Cardiotrack is catering to the segregated rural healthcare market which has, till date, not seen anyone capitalise upon a major chunk of market share. This is something which sets it apart from its Indian competitors. He opines,
“The majority of the Indian population lives outside the urban areas, but they have the poorest of healthcare infrastructure, so our goal is to provide a solution that addresses their problem.” Additionally, the product has been designed in such a way that someone with minimal medical training can also operate it.
Healthcare – As Simple As Calling An Uber
Uber Diagnostics is also in the final stages to launch a patient app in June/July this year that will act as the driver for a patient’s entire health care management. It will provide full access to patient records and ability to share the information with healthcare specialists or family members. In addition to that, it will also offer discounts for patients while visiting doctors who are a part of the Cardiotrack network of primary care physicians and specialists.

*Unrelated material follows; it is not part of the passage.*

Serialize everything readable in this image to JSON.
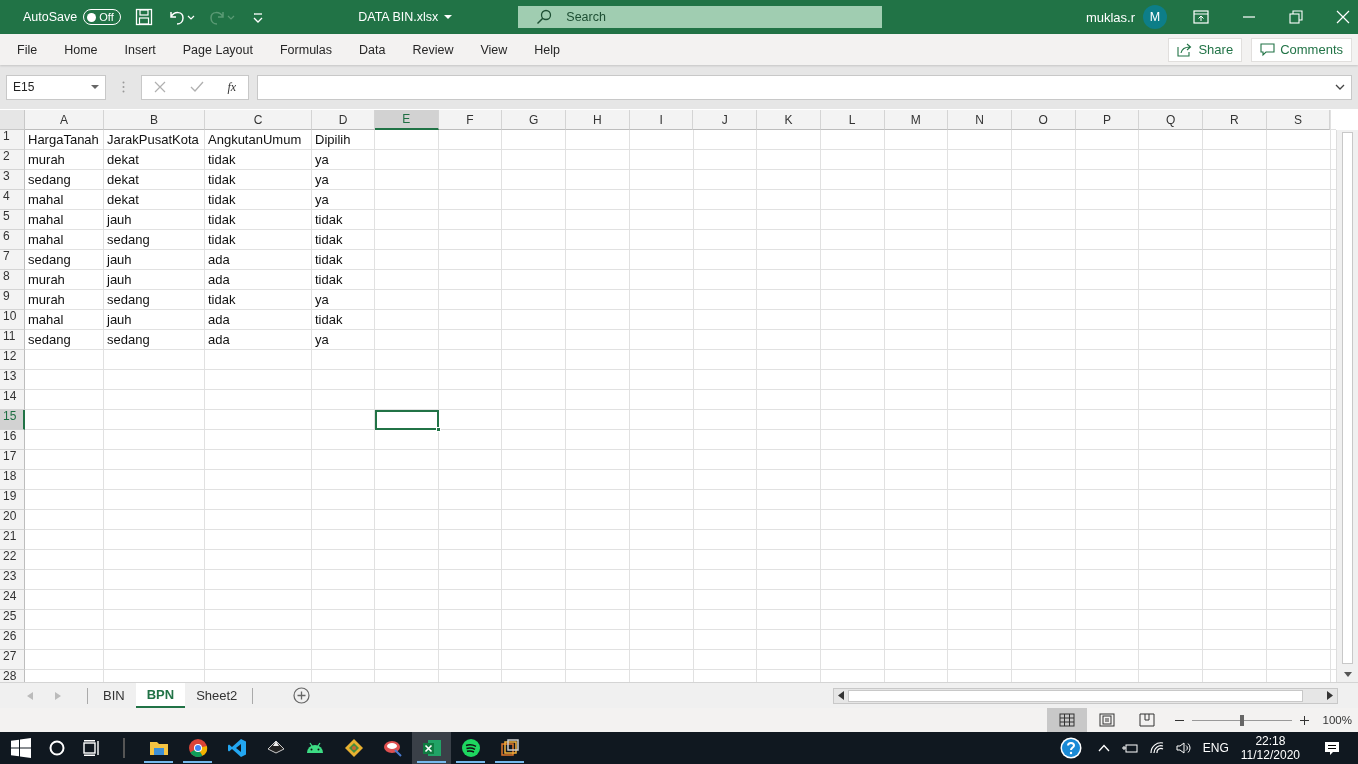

It is also planning to launch a simplified version of an electronic medical record (EMR) for rural hospitals, as due to limited facilities, a lot of hospitals still follow the method of written database for tracking patient records. Uber Diagnostics’ EMR will contain 8-10 fields such as the patient’s name, age, and date of visit, and can upload these notes onto a printer that could be given to the patient as a prescription. The EMR would also allow for hospitals to store a patient’s information on a tablet for comprehensive record-keeping.
The startup is also closing on the launch of a platform that will enable physicians to communicate in real-time with a specialist, further allowing them to share patient records and initiate an audio/video call with the specialist to help speed up the intervention process by integrating artificial intelligence from Cardiologs, a French company.

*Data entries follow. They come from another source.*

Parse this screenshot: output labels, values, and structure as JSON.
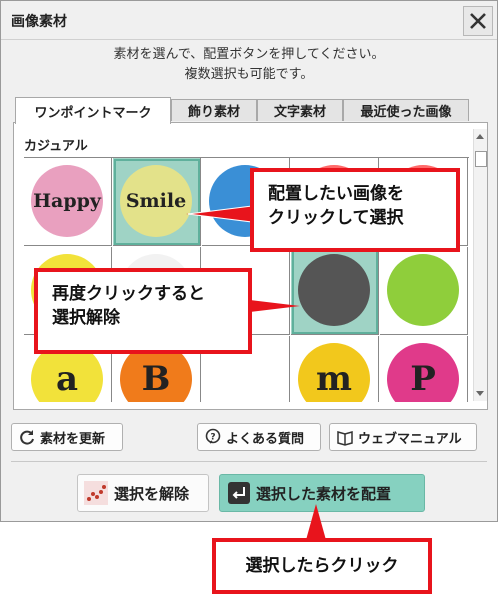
{
  "dialog": {
    "title": "画像素材",
    "instructions_line1": "素材を選んで、配置ボタンを押してください。",
    "instructions_line2": "複数選択も可能です。"
  },
  "tabs": [
    {
      "label": "ワンポイントマーク",
      "active": true
    },
    {
      "label": "飾り素材",
      "active": false
    },
    {
      "label": "文字素材",
      "active": false
    },
    {
      "label": "最近使った画像",
      "active": false
    }
  ],
  "panel": {
    "category_label": "カジュアル",
    "items": [
      {
        "text": "Happy",
        "bg": "#e9a0bf"
      },
      {
        "text": "Smile",
        "bg": "#e3e28a",
        "selected": true
      },
      {
        "text": "",
        "bg": "#3a8fd6"
      },
      {
        "text": "",
        "bg": "#ff6a6a"
      },
      {
        "text": "",
        "bg": "#ff6a6a"
      },
      {
        "text": "",
        "bg": "#f2e23a"
      },
      {
        "text": "",
        "bg": "#f2f2f2"
      },
      {
        "text": "",
        "bg": "#ffffff"
      },
      {
        "text": "",
        "bg": "#555555",
        "selected": true
      },
      {
        "text": "",
        "bg": "#8fce3b"
      },
      {
        "text": "a",
        "bg": "#f2e23a"
      },
      {
        "text": "B",
        "bg": "#f07b1b"
      },
      {
        "text": "",
        "bg": "#ffffff"
      },
      {
        "text": "m",
        "bg": "#f2c81c"
      },
      {
        "text": "P",
        "bg": "#e03a8a"
      }
    ]
  },
  "buttons": {
    "refresh": "素材を更新",
    "faq": "よくある質問",
    "manual": "ウェブマニュアル",
    "deselect": "選択を解除",
    "place": "選択した素材を配置"
  },
  "callouts": {
    "place_tip_line1": "配置したい画像を",
    "place_tip_line2": "クリックして選択",
    "deselect_tip_line1": "再度クリックすると",
    "deselect_tip_line2": "選択解除",
    "click_tip": "選択したらクリック"
  },
  "colors": {
    "accent_green": "#86d1c0",
    "callout_red": "#e8141c"
  }
}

This tie-up aims to further reduce intervention time by providing the primary care physician with an instant report on the patient’s cardiovascular problems based on the ECG report generated by Cardiotrack.

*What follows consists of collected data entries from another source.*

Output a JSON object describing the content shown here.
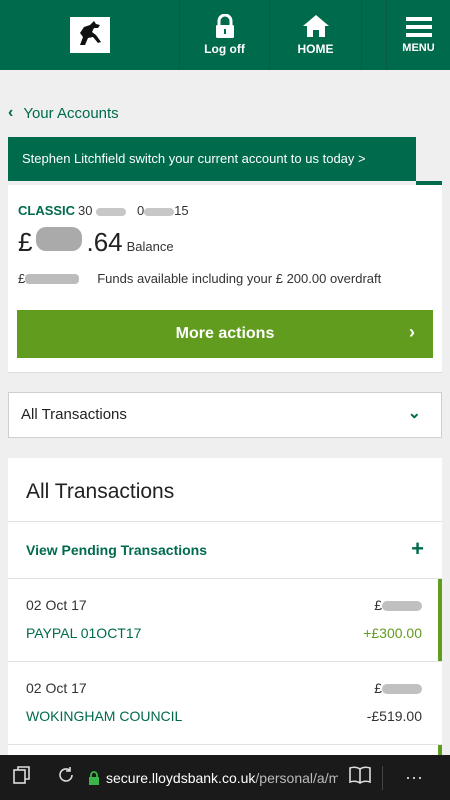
{
  "header": {
    "logoff_label": "Log off",
    "home_label": "HOME",
    "menu_label": "MENU",
    "logo_icon": "black-horse-logo-icon",
    "bg_color": "#006a4d"
  },
  "nav": {
    "back_label": "Your Accounts"
  },
  "promo": {
    "text": "Stephen Litchfield switch your current account to us today >"
  },
  "account": {
    "name": "CLASSIC",
    "sort_prefix": "30",
    "acct_prefix": "0",
    "acct_suffix": "15",
    "balance_pound": "£",
    "balance_tail": ".64",
    "balance_label": "Balance",
    "funds_pound": "£",
    "funds_text": "Funds available including your £ 200.00  overdraft",
    "more_actions_label": "More actions",
    "more_actions_color": "#629c1f"
  },
  "filter": {
    "selected": "All Transactions"
  },
  "transactions": {
    "title": "All Transactions",
    "pending_label": "View Pending Transactions",
    "items": [
      {
        "date": "02 Oct 17",
        "desc": "PAYPAL 01OCT17",
        "balance_prefix": "£",
        "amount": "+£300.00",
        "amount_color": "#629c1f"
      },
      {
        "date": "02 Oct 17",
        "desc": "WOKINGHAM COUNCIL",
        "balance_prefix": "£",
        "amount": "-£519.00",
        "amount_color": "#333333"
      }
    ]
  },
  "browser": {
    "url_host": "secure.lloydsbank.co.uk",
    "url_path": "/personal/a/mo"
  }
}
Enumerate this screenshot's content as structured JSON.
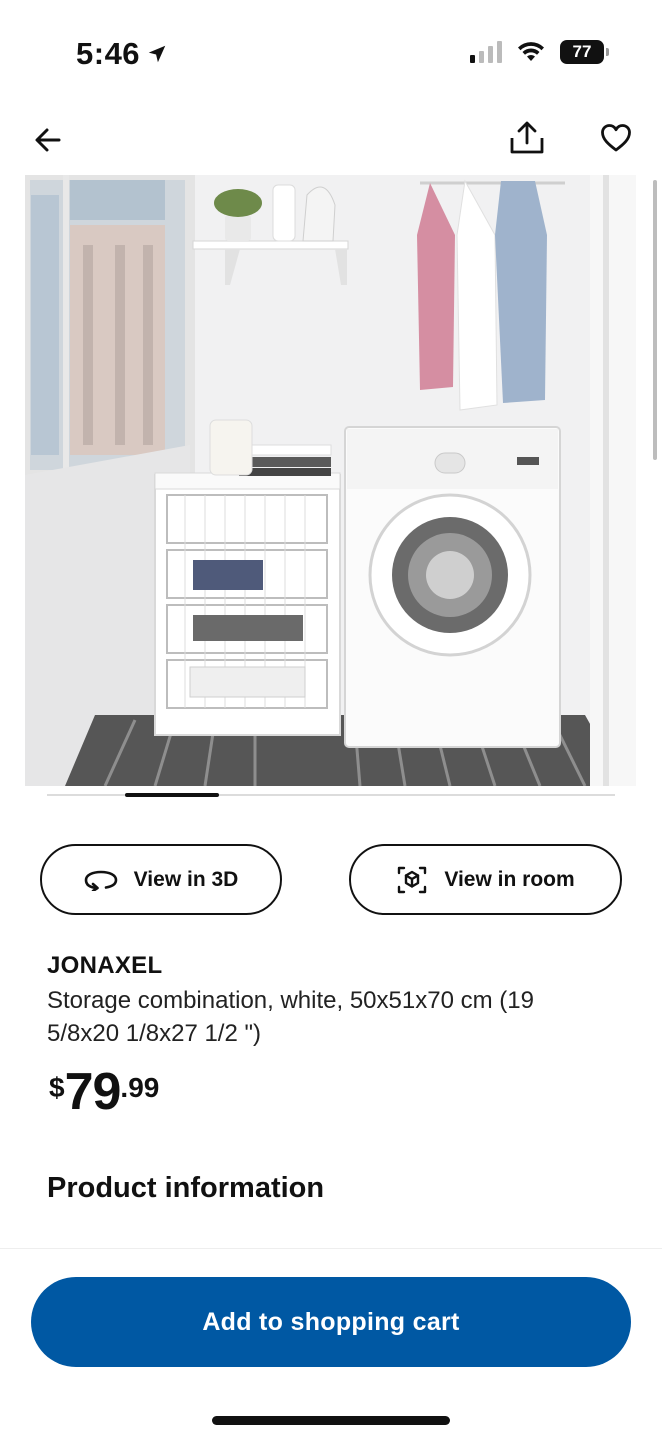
{
  "status_bar": {
    "time": "5:46",
    "battery": "77"
  },
  "nav": {
    "back_icon": "arrow-left-icon",
    "share_icon": "share-icon",
    "favorite_icon": "heart-icon"
  },
  "hero": {
    "carousel_position": 0.15
  },
  "actions": {
    "view_3d_label": "View in 3D",
    "view_room_label": "View in room"
  },
  "product": {
    "name": "JONAXEL",
    "description": "Storage combination, white, 50x51x70 cm (19 5/8x20 1/8x27 1/2 \")",
    "price_currency": "$",
    "price_whole": "79",
    "price_decimal": ".99"
  },
  "sections": {
    "product_information": "Product information"
  },
  "cart": {
    "label": "Add to shopping cart",
    "color": "#0058a3"
  }
}
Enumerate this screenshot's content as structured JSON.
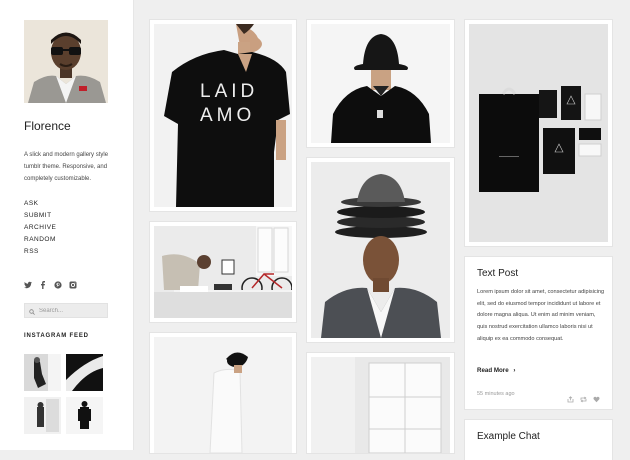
{
  "sidebar": {
    "blog_title": "Florence",
    "description": "A slick and modern gallery style tumblr theme. Responsive, and completely customizable.",
    "nav": [
      "ASK",
      "SUBMIT",
      "ARCHIVE",
      "RANDOM",
      "RSS"
    ],
    "social_icons": [
      "twitter-icon",
      "facebook-icon",
      "pinterest-icon",
      "instagram-icon"
    ],
    "search_placeholder": "Search...",
    "instagram_title": "INSTAGRAM FEED"
  },
  "posts": {
    "text_post": {
      "title": "Text Post",
      "body": "Lorem ipsum dolor sit amet, consectetur adipisicing elit, sed do eiusmod tempor incididunt ut labore et dolore magna aliqua. Ut enim ad minim veniam, quis nostrud exercitation ullamco laboris nisi ut aliquip ex ea commodo consequat.",
      "read_more": "Read More",
      "read_more_arrow": "›",
      "timestamp": "55 minutes ago"
    },
    "chat_post": {
      "title": "Example Chat"
    },
    "shirt_text": {
      "line1": "LAID",
      "line2": "AMO"
    }
  },
  "colors": {
    "page_bg": "#efefef",
    "card_bg": "#ffffff",
    "text": "#222222",
    "muted": "#9a9a9a"
  }
}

Why do they call themselves Uber, one might ask, to which Ashim replies, “It (Healthcare) should be as simple as calling an Uber cab, not just for the urban Indian population, but for everybody in the country, including the village and rural areas as well.”
According to a recent report by IBEF, the Indian healthcare sector is growing at a 15% CAGR to reach $158.2 Bn by 2017. With rural India accounting for over 70% of the population, there is a significant scope for tech startups to enhance healthcare services. Also, the doctor to patient ratio is 1:1,500. In such dire conditions, thanks to technology, many healthtech platforms have mushroomed, which are slowly making the consumer more aware of their health and the steps they can take to track it. In the same direction, Uber Diagnostics is addressing a huge problem: one of affordable healthcare in inaccessible and remote areas.
Increasing digitisation, even in Tier II and Tier III cities as well as rural India, will add a major fillip to healthtech. There is no doubt that startups like Sanket, Uber Diagnostics, and Tricog are the need of the hour. At the same time, when we talk about the highly disproportionate doctor-patient ratio, these startups’ biggest challenge and, at the same time, biggest differentiator becomes educating the other end of the spectrum, i.e. the patients. Keeping this challenge to create awareness in mind, it remains to be seen how Uber Diagnostics bridges the doctor:patient gap in rural India while scaling up.
Uber Diagnostics is part of Inc42’s 42 Fellowship – a year-long fellowship programme for India’s top growing and upcoming startups with the aim to build a close-knit community who can help each other multiply their impact.